そういう訳で、ちょっと釈然としないものは残るのですが、他の作品にはない独特の雰囲気を持った学園ものは貴重ですし、ドライとも言える描写も、合う人には凄く合うでしょう。実際、過剰に人間関係に踏み込んだ描写が苦手という人が会ってもおかしくはありません。また、考察が好きな方であれば、読み終えた後も色々と考えられるでしょう。あのオチを持ってくるため、あえて人間関係の描写は希薄にしたのではないかとも思えます。だとしたら、なかなかの策略だと思いました。

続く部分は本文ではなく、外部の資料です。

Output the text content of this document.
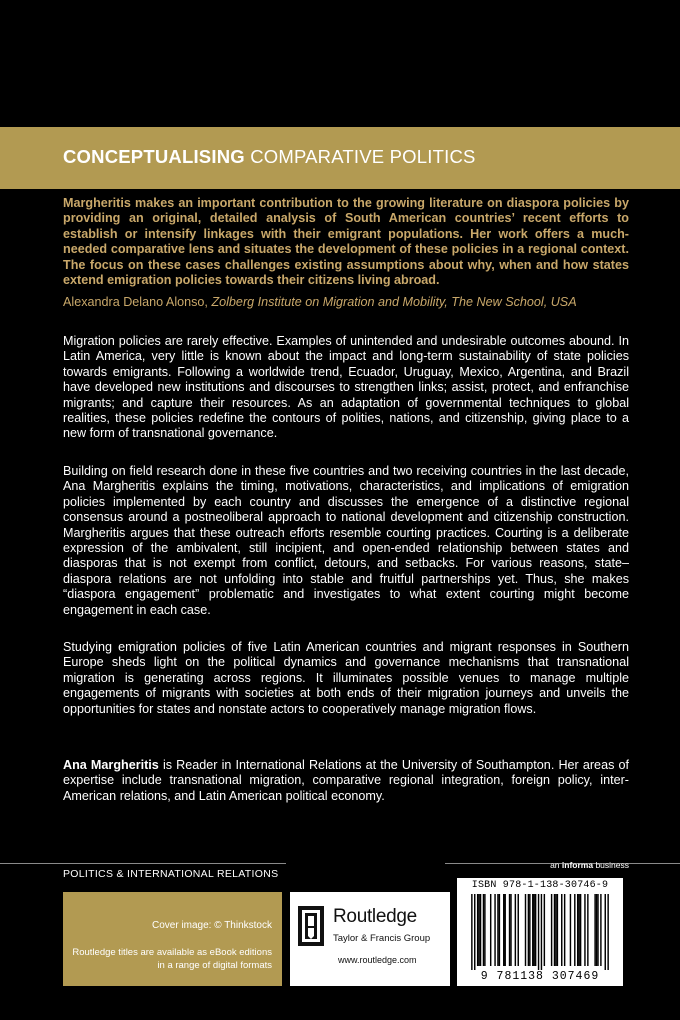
CONCEPTUALISING COMPARATIVE POLITICS
Margheritis makes an important contribution to the growing literature on diaspora policies by providing an original, detailed analysis of South American countries’ recent efforts to establish or intensify linkages with their emigrant populations. Her work offers a much-needed comparative lens and situates the development of these policies in a regional context. The focus on these cases challenges existing assumptions about why, when and how states extend emigration policies towards their citizens living abroad.
Alexandra Delano Alonso, Zolberg Institute on Migration and Mobility, The New School, USA
Migration policies are rarely effective. Examples of unintended and undesirable outcomes abound. In Latin America, very little is known about the impact and long-term sustainability of state policies towards emigrants. Following a worldwide trend, Ecuador, Uruguay, Mexico, Argentina, and Brazil have developed new institutions and discourses to strengthen links; assist, protect, and enfranchise migrants; and capture their resources. As an adaptation of governmental techniques to global realities, these policies redefine the contours of polities, nations, and citizenship, giving place to a new form of transnational governance.
Building on field research done in these five countries and two receiving countries in the last decade, Ana Margheritis explains the timing, motivations, characteristics, and implications of emigration policies implemented by each country and discusses the emergence of a distinctive regional consensus around a postneoliberal approach to national development and citizenship construction. Margheritis argues that these outreach efforts resemble courting practices. Courting is a deliberate expression of the ambivalent, still incipient, and open-ended relationship between states and diasporas that is not exempt from conflict, detours, and setbacks. For various reasons, state–diaspora relations are not unfolding into stable and fruitful partnerships yet. Thus, she makes “diaspora engagement” problematic and investigates to what extent courting might become engagement in each case.
Studying emigration policies of five Latin American countries and migrant responses in Southern Europe sheds light on the political dynamics and governance mechanisms that transnational migration is generating across regions. It illuminates possible venues to manage multiple engagements of migrants with societies at both ends of their migration journeys and unveils the opportunities for states and nonstate actors to cooperatively manage migration flows.
Ana Margheritis is Reader in International Relations at the University of Southampton. Her areas of expertise include transnational migration, comparative regional integration, foreign policy, inter-American relations, and Latin American political economy.
POLITICS & INTERNATIONAL RELATIONS
an informa business
Cover image: © Thinkstock
Routledge titles are available as eBook editions in a range of digital formats
Routledge
Taylor & Francis Group
www.routledge.com
ISBN 978-1-138-30746-9
9 781138 307469
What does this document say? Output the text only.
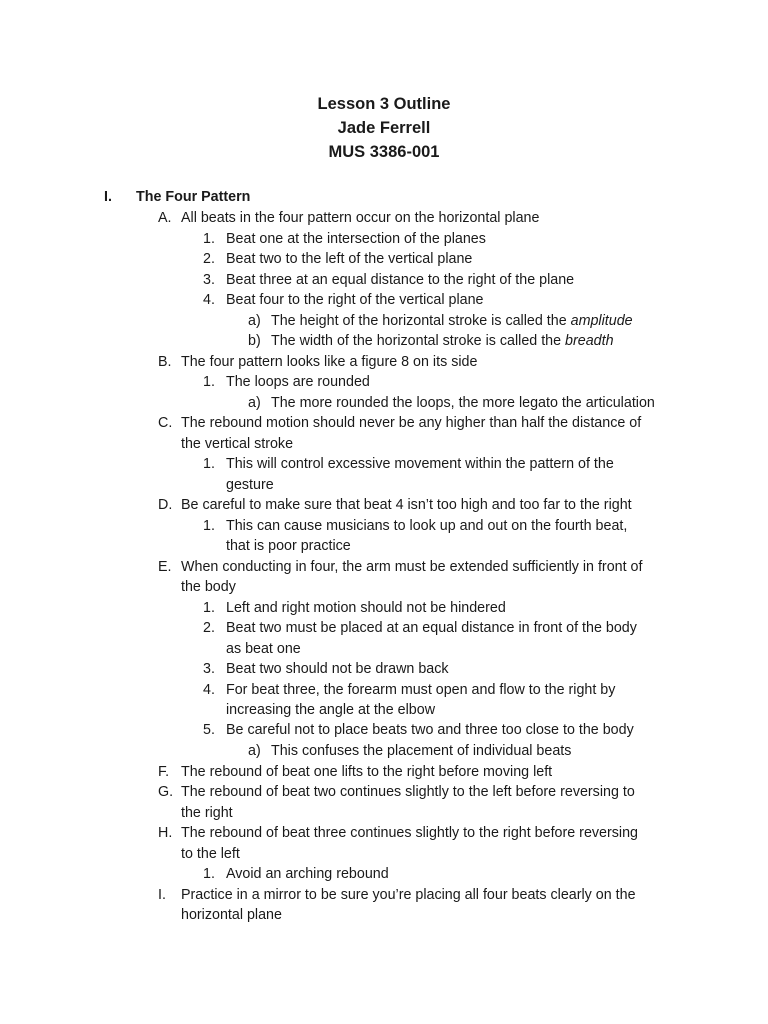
Lesson 3 Outline
Jade Ferrell
MUS 3386-001
I. The Four Pattern
A. All beats in the four pattern occur on the horizontal plane
1. Beat one at the intersection of the planes
2. Beat two to the left of the vertical plane
3. Beat three at an equal distance to the right of the plane
4. Beat four to the right of the vertical plane
a) The height of the horizontal stroke is called the amplitude
b) The width of the horizontal stroke is called the breadth
B. The four pattern looks like a figure 8 on its side
1. The loops are rounded
a) The more rounded the loops, the more legato the articulation
C. The rebound motion should never be any higher than half the distance of
the vertical stroke
1. This will control excessive movement within the pattern of the
gesture
D. Be careful to make sure that beat 4 isn’t too high and too far to the right
1. This can cause musicians to look up and out on the fourth beat,
that is poor practice
E. When conducting in four, the arm must be extended sufficiently in front of
the body
1. Left and right motion should not be hindered
2. Beat two must be placed at an equal distance in front of the body
as beat one
3. Beat two should not be drawn back
4. For beat three, the forearm must open and flow to the right by
increasing the angle at the elbow
5. Be careful not to place beats two and three too close to the body
a) This confuses the placement of individual beats
F. The rebound of beat one lifts to the right before moving left
G. The rebound of beat two continues slightly to the left before reversing to
the right
H. The rebound of beat three continues slightly to the right before reversing
to the left
1. Avoid an arching rebound
I. Practice in a mirror to be sure you’re placing all four beats clearly on the
horizontal plane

ツールは吉里吉里です。絵だけでなく音楽もかなりよく出来ています。読了後は、ラフ画も見られたり、おまけも充実。ただ、セーブやロードが妙に面倒です。システム自体は凝っていますが、最大4回もクリックしないといけないのは、ちょっとプレイヤーに不親切だと思いました。プレイ時間は、全部読んで4時間半から5時間くらい。じっくり楽しんでください。